Dean Foods also said that it’s in “advanced discussions” with Dairy Farmers of America, a Kansas-based national cooperative owned by family farmers, about selling substantially all its assets.
“Despite our best efforts to make our business more agile and cost-efficient, we continue to be impacted by a challenging operating environment marked by continuing declines in consumer milk consumption,” Eric Beringause, who became president and CEO three months ago, said in a statement.
The decline can be blamed on everything from dairy prices to more productive cows and, of course, millennials.
Gone are the June Cleaver-inspired days of serving kids—and even adults—big glasses of milk with their meals. It now maybe makes a cameo in morning cereal bowls and then, boom, nothing. The shunning stems from questions about how healthy dairy is; how milk products gel with popular diets, like keto; concern over the treatment of dairy cows; the popularity of the vegan lifestyle; and the overhaul of school lunch menus.

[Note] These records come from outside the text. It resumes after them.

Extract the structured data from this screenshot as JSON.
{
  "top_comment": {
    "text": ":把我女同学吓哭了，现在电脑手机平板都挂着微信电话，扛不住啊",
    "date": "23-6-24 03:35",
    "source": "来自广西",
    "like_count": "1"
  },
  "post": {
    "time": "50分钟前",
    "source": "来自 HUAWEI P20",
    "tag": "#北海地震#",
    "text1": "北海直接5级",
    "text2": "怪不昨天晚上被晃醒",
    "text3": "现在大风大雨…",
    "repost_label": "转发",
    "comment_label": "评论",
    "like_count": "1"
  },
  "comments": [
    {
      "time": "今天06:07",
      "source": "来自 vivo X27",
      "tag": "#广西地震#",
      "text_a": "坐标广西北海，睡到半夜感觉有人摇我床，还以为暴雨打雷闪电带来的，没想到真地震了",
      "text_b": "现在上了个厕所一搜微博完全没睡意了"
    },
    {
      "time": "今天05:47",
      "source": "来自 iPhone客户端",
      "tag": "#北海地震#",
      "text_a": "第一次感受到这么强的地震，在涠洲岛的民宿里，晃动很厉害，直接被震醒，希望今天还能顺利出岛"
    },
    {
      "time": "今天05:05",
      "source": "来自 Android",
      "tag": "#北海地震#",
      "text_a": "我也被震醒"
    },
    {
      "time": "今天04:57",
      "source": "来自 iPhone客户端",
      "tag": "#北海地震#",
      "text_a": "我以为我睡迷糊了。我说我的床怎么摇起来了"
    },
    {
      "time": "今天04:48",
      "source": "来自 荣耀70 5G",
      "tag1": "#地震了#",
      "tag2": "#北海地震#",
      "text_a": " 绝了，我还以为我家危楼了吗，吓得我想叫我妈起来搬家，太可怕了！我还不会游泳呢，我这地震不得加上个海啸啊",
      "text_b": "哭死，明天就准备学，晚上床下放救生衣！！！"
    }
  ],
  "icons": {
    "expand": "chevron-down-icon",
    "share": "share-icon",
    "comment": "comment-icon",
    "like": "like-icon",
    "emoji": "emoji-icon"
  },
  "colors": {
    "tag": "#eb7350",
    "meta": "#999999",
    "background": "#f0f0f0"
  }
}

That there are so many beverage choices now doesn’t help either—bottled waters (flavored or plain, with bubbles or without), juices (cold-pressed or traditional), teas (regular, green, black, red), sodas (old-school, craft, diet).
Even in the milk category, drinkers have many non-cow options: think nut milk, oat milk, rice milk, and soy milk. And don’t forget about organic or specialty milks, like goat milk.

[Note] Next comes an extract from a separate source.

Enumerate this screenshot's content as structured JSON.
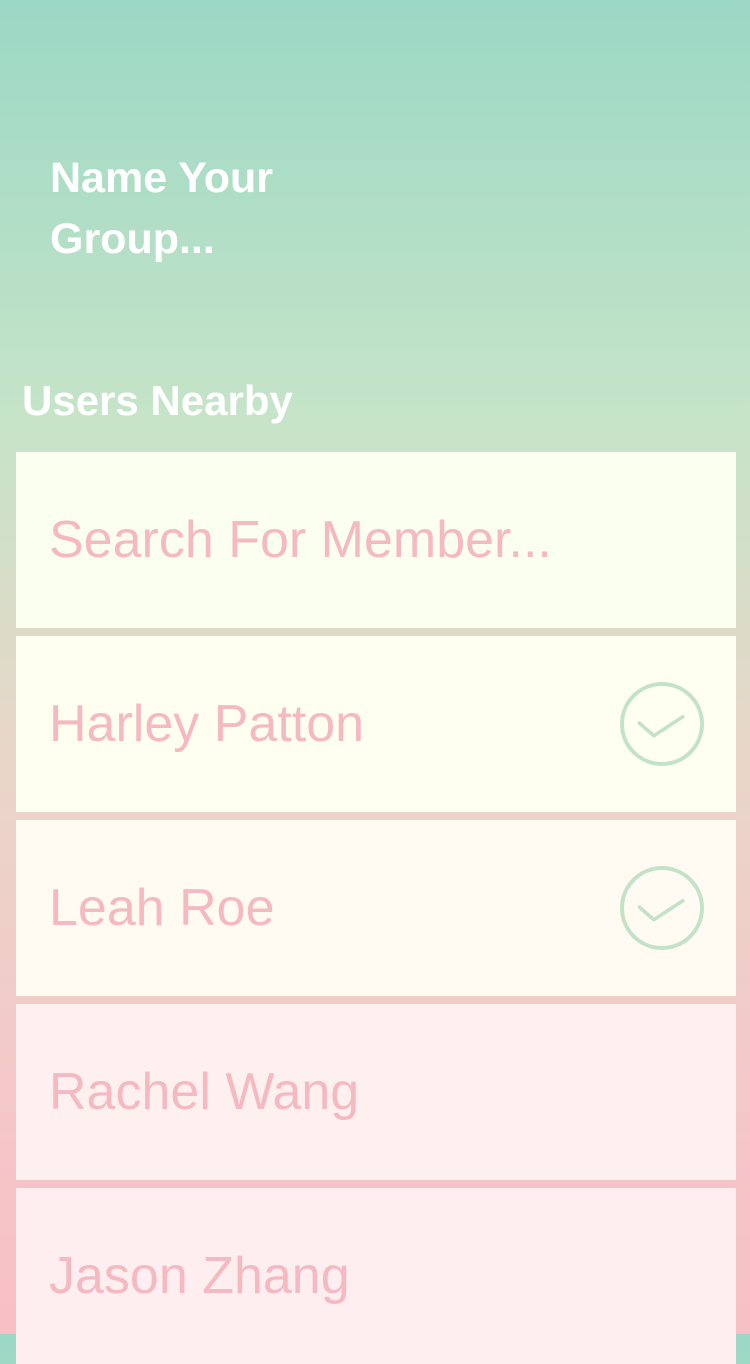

“If we would go back 30 years to 1989, milk was present at 15% at all occasions in the home. Fast-forward to today, that number is now 9%,” Darren Seifer, NPD’s food and beverage industry analyst, told Fast Company. “It’s a pretty steep decline in how often we’re having milk, not to mention dairy alternatives.”

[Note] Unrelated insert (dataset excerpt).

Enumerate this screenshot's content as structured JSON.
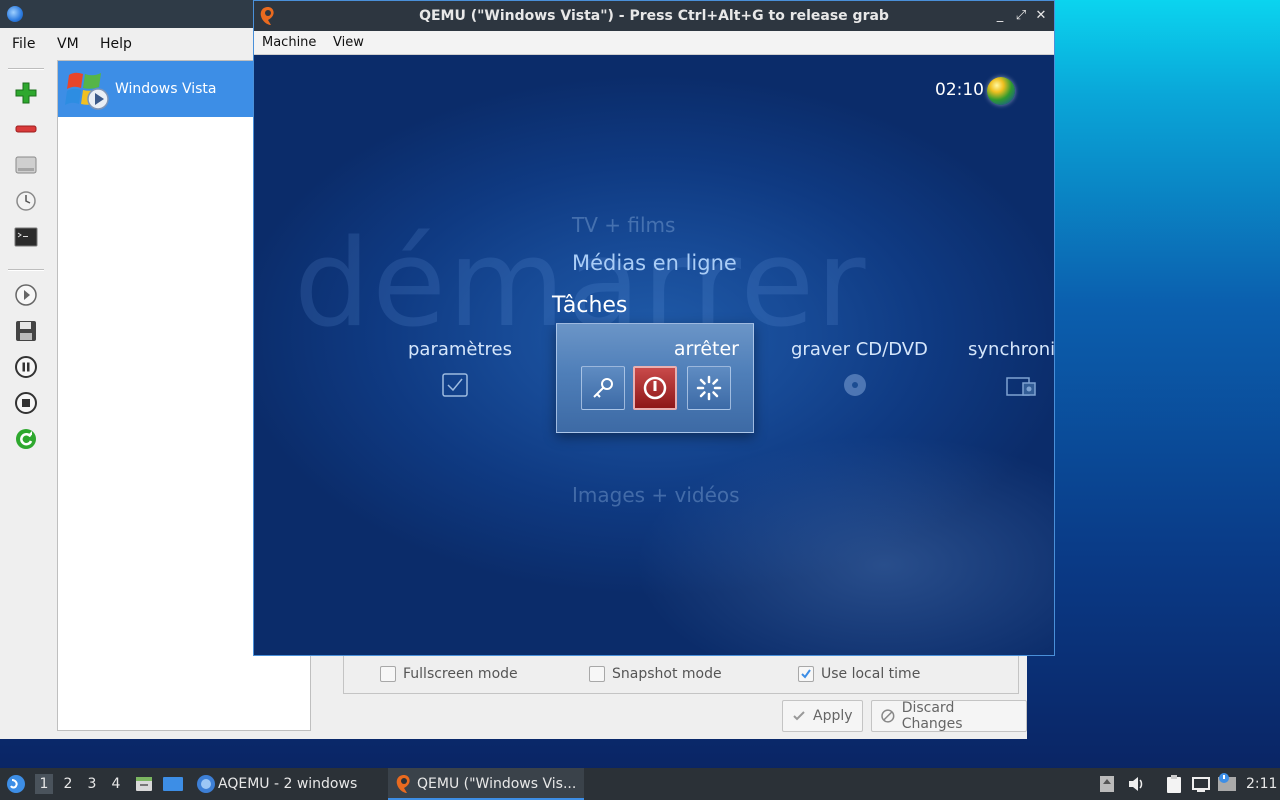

He added that the average consumer today has plant-based dairy about 21 times a year, up from 18 in 2014, and when multiplied out over 350 million people, that’s a huge jump.
Leading the charge away from dairy are millennials, the same cohort that has eschewed canned tuna, mayonnaise, beer, American cheese, and even milk’s BFF, cereal. They’re concerned about what they put in their bodies, and they know there are non-cow milk options that taste good.
Dean Foods has suffered amid the shift. Over the past three years, its stock has gone from nearly $22 per share to a close of 80 cents on Friday. All that’s a long way from the 2001 merger of the original Dean Foods and Suiza Foods that created a $10 billion company that retained the former’s name.
“When you lose that kind of volume, that hurts and it takes a couple years to see if you can rebuild it,” he says, adding that the overall decline in Americans’ consumption of cow-based milk didn’t help. “We can blame it on the fact people are more concerned about milk allergies and having good-tasting alternatives.”
In this morning’s announcement, Dean Foods said it’s secured about $850 million debtor-in-possession financing from some of its existing lenders, led by Rabobank, so the company will be able to continue functioning in the meantime.